All’Italia, e a Roma, la sua città, paga un affettuoso tributo: il nome del locale. Campo de’ fiori: così si chiama il ristorante che Andrea Dal Monte, 42enne con la faccia da ragazzino, ha aperto a New York solo due mesi fa. A riprova che l’American way of life non è solo mitologia, il ristorante è già finito sul New York Times. “Credo sia la prima volta che un locale viene recensito sul New York Times così a ridosso della data di apertura”, confessa orgoglioso Dal Monte. Il frutto di un duro lavoro, certo, ma anche “qualcosa di impensabile in Italia”.

La sua è una delle sempre più numerose storie di frustrazione italiana che si tramutano in un successo all’estero. Dal Monte lascia l’Italia perché è arrivato all’esasperazione in tutti i contesti professionali in cui ha lavorato. Nel suo caso sono principalmente due: il cinema e la ristorazione. Per circa 10 anni è alla Cecchi Gori come ufficio stampa e come sceneggiatore. Scrive diverse sceneggiature (una di queste probabilmente entrerà in fase di produzione quest’anno, “dopo solo 6 anni!”, commenta lui caustico), fa il ghost-writer per i comici più famosi d’Italia, all’epoca nella scuderia Cecchi Gori. “Ma loro non lo ammetteranno mai, mai farebbero pubblicità a un giovane sceneggiatore”. Perché, spiega, il modello italiano è questo: “Tu vieni succhiato, le tue competenze vengono sfruttate, ma tu non devi mai figurare”. Poi la fine della Cecchi Gori: “Allora mi sono accorto che il cinema italiano era morto”.

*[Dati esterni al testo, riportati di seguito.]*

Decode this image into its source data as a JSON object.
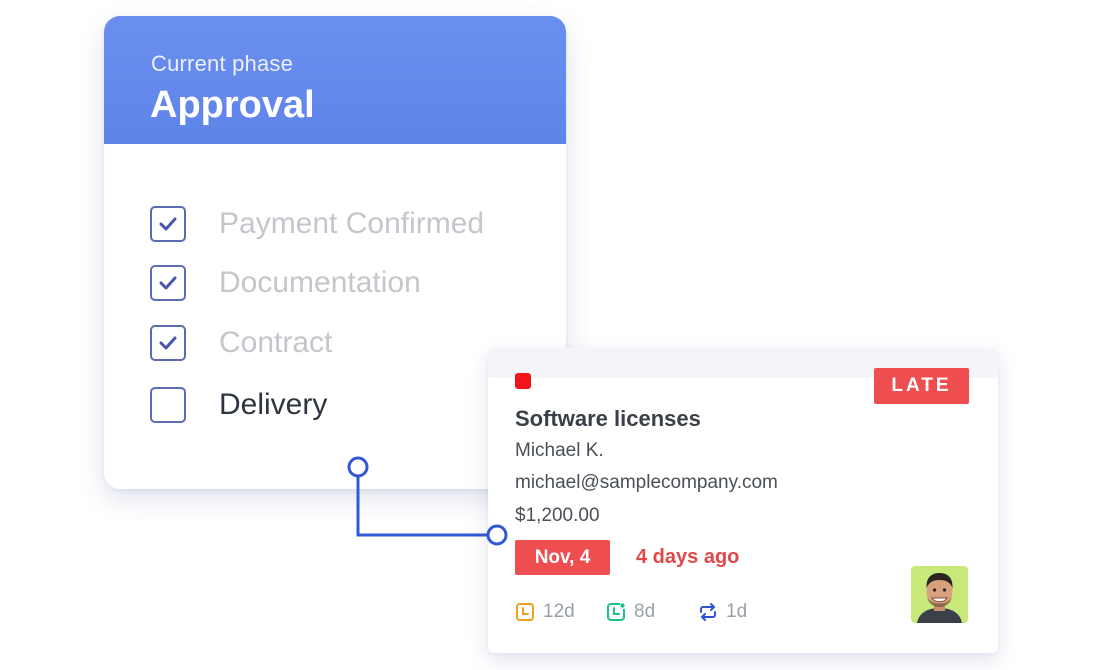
{
  "phase_card": {
    "label": "Current phase",
    "title": "Approval",
    "checklist": [
      {
        "label": "Payment Confirmed",
        "checked": true
      },
      {
        "label": "Documentation",
        "checked": true
      },
      {
        "label": "Contract",
        "checked": true
      },
      {
        "label": "Delivery",
        "checked": false
      }
    ]
  },
  "deal_card": {
    "badge": "LATE",
    "title": "Software licenses",
    "contact_name": "Michael K.",
    "email": "michael@samplecompany.com",
    "amount": "$1,200.00",
    "due_date": "Nov, 4",
    "relative_time": "4 days ago",
    "stats": [
      {
        "icon": "clock-icon",
        "value": "12d",
        "color": "#f0a020"
      },
      {
        "icon": "clock-alert-icon",
        "value": "8d",
        "color": "#1fbf8f"
      },
      {
        "icon": "repeat-icon",
        "value": "1d",
        "color": "#3050d8"
      }
    ]
  },
  "colors": {
    "header_blue": "#6387eb",
    "checkbox_border": "#5c6bb4",
    "connector_blue": "#3358d6",
    "late_red": "#ef4e50",
    "marker_red": "#f2141b"
  }
}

Il numero di film prodotti cala verticalmente di anno in anno, c’è un crollo del settore privato, sopravvive solo chi si accaparra i finanziamenti pubblici e mantenersi come sceneggiatore è un’utopia. Il mercato è talmente stretto e soffocante che conviene cambiare ambito. Meglio se muniti di una seconda passione. Così Dal Monte si lancia nella ristorazione. Nel 2004 insieme ad alcuni soci apre un ristorante a Trastevere, lo lascia nel 2006 e ne fonda un altro nel 2008, che presto si guadagna la prima stella Michelin. Ma anche la vita da imprenditore in Italia si rivela un incubo: si è costantemente soggetti a balzelli, a lungaggini burocratiche snervanti, a controlli che spesso, dice Dal Monte, seguono la logica del pizzo. Da qui a decidere di andarsene il passo è brevissimo.

Nel 2008 sbarca a New York con sua moglie come il più classico dei migranti: munito solo di due valigie e della sua determinazione. Per due mesi dormono letteralmente per terra perché non possono comprare il mobilio, però il lavoro arriva subito: prima in un ristorante italiano di Manhattan, poi, come manager e sommelier, nella Mecca dei ristoranti italiani a New York: il Del Posto. Infine, la scelta di mettersi in proprio. E il successo immediato – grazie al più famoso food blogger americano che si incuriosisce e scrive un post sul nuovo locale dopo aver spulciato tra gli annunci di Craiglist e aver trovato quello di Dal Monte che cerca personale. Poi tutti gli altri giornali, fino al New York Times. “That’s America”, chiosa divertito Dal Monte: “La differenza con l’Italia è che qui il tuo unico limite sei tu, in Italia il limite è ambientale”. E affidarsi alle regole nel Belpaese non paga, visto che c’è sempre chi sa come vincere senza nemmeno gareggiare.

Nostalgia? “Nessuna. L’ultima volta che sono stato a Roma ho trovato molti negozi chiusi e un’atmosfera cupa, triste, di insoddisfazione. È il Paese più bello del mondo, ma farò come gli americani: solo in vacanza”.